Aaron Lewis encountered his share of naysayers when he first dipped his toes into country music with his 2011 EP, “Town Line.” As the lead singer of Staind, Lewis was a star on the metal scene, and plenty of people dismissed his foray into country as a vanity project.
With the arrival in 2016 of Lewis’ second full-length album, “Sinner,” (as well as the 2017 stand-alone single "Folded Flag") Lewis said people are taking his intentions to have a solo career in country far more seriously.
“I think that everyone is finally starting to figure out that I’m not going anywhere,” Lewis said in a recent phone interview.
He's not going away but he's certainly going places, including the Fox Theater Thursday night.
That's not surprising for the tireless performer. While Staind has been dormant — aside from a summer tour in 2014 — Lewis has been one of the hardest touring artists in country music since releasing “The Road,” in 2012. (That includes a 2015 visit to Buck Owens' Crystal Palace.) He’s reached the point where he’s a reliable headlining draw for theaters and large clubs.
“I’m consistently selling out 2,500 to 3,000 seats with hard tickets,” Lewis said.
Lewis figures to stay focused on country for at least the next several months or so and says Staind fans should not expect that band to reunite any time soon.
“I definitely see it staying on hold for awhile,” he said of Staind. “I’ve got to stay focused on this (country career).

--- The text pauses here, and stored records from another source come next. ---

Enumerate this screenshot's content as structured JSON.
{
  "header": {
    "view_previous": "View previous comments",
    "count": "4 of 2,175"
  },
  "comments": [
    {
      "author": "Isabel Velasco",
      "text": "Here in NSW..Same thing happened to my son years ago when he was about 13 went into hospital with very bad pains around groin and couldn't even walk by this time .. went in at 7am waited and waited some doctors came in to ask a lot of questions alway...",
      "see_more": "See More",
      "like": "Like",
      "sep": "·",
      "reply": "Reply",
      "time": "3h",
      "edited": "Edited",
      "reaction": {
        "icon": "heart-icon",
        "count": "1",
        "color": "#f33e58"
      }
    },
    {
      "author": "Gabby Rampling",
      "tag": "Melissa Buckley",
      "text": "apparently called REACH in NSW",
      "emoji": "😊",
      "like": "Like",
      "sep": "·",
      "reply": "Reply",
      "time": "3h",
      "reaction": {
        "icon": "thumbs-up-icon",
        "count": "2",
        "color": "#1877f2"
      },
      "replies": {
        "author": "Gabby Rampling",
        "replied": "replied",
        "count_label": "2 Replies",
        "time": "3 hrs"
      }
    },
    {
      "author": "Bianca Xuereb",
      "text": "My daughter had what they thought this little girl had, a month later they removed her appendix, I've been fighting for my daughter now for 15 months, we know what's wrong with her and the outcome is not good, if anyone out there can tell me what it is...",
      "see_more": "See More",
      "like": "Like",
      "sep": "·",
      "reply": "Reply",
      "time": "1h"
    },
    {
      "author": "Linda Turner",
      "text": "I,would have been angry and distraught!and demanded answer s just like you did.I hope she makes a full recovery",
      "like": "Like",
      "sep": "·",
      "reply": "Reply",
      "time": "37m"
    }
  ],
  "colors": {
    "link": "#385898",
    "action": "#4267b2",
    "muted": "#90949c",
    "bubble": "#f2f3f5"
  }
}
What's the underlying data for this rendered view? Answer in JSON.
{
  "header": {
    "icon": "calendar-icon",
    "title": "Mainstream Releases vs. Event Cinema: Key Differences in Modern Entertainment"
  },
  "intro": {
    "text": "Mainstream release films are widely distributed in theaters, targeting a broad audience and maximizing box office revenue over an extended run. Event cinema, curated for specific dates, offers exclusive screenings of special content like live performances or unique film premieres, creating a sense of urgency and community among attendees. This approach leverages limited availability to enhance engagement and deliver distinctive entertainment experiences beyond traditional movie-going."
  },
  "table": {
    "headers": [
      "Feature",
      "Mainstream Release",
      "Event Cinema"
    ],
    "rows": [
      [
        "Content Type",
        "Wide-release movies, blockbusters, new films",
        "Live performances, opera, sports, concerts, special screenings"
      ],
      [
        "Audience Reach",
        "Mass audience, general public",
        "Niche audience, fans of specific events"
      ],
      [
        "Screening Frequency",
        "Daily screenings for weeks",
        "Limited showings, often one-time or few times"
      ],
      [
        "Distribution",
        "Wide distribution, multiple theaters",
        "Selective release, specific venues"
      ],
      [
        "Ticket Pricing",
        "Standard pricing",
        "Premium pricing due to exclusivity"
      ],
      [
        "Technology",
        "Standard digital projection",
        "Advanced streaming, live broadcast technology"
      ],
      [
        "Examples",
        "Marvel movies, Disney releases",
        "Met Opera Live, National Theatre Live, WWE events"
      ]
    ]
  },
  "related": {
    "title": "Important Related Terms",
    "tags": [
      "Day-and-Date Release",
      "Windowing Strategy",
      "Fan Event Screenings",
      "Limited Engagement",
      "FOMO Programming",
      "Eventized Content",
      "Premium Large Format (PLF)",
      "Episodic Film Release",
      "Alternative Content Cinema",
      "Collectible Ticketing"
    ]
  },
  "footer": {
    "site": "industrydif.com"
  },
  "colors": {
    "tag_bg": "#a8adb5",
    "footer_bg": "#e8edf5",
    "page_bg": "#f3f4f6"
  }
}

I’ve got to take this to where it needs to get to before I can start risking things with the good ol’ boy network reception and throwing in a handful of Staind shows in the summertime along with all of my country shows. But that’s down the road. I can’t even think about that right now.”
Although appearances may have suggested otherwise, Lewis came to country music honestly. Growing up in Massachusetts, he was immersed in traditional country through his grandfather, a huge country music fan who had classic country playing throughout the day.
In his later teens, he began getting interested in heavy metal and hard rock, which is why when he emerged on the music scene, it was with Staind, which became one of hard rock’s most popular bands with a string of chart-topping albums, 2001’s “Break the Cycle,” 2003’s “14 Shades of Grey” and 2005’s “Chapter V” and continued to enjoy significant success with later albums like “The Illusion of Progress” (2008) and “Staind” (2011).
The group, though, experienced its share of internal turmoil as time went on and went on hiatus after the 2011 self-titled album.
With the chance to step out as a solo artist, Lewis re-embraced the country music roots of his youth and released “Town Line” and “The Road,” earning praise for his earthy brand of traditional country music.
He’s earned enough respect that “Sinner” features guest appearances from such major names in country as Willie Nelson, Vince Gill and Alison Krauss.
Nelson adds his distinctive vocals to the new album’s title track, while Gill and Krauss sing on “That’s Not Country,” the first single from “Sinner.”
On “That’s Not Country,” Lewis takes aim at current mainstream country music, saying what he hears on radio isn’t what he considers country — both musically and lyrically. The second verse sums up the message:
“That ain’t country, that’s a natural fact/It’s full of tales of good times and happy endings, my life ain’t like that/ So I’ll keep listenin’ to the old songs that my granddad used to play/Full of pain and heartache and desperation and the ones that got away.”
As with “Town Line” and “The Road,” “Sinner” takes Lewis down a musical path rooted in the classic country of Haggard, George Jones and other artists of the 1960s and ‘70s.
The album features a mix of sturdy acoustic-based ballads like “Sunday Every Saturday Night,” “Whiskey and You” and “Mama” and a few rockers (“That’s Not Country” and “Northern Redneck”).
There is one significant twist with “Sinner.” Where Lewis focused more on story songs on his earlier releases, several songs (“Lost and Lonely” and “Story of My Life”) on the new album are considerably darker and more personal — in other words, not that far afield from the kind of self-lacerating, purging lyrics Lewis brought to Staind.
Lewis didn’t get specific about what inspired this shift in his lyrical focus.
“Well, I was in a different place in my life, different things to express, different things stuck in my craw,” he said. “It’s just a different time, so different lyrics came.
“I’m very self-destructive,” Lewis said. “Let’s leave it at that.”
Lewis wrote the songs on “Sinner” during soundchecks on tour over the past several years, and tested out most of them on audiences during concerts over that span. So his shows this fall figure to feature a selection of songs new and old that will be similar to the set lists he has played since the release of the album.
“I’ve been playing it (the “Sinner” album) a bunch, probably about half and half new stuff versus the stuff from the previous records,” Lewis said. “It certainly hasn’t slowed down on how country it is.”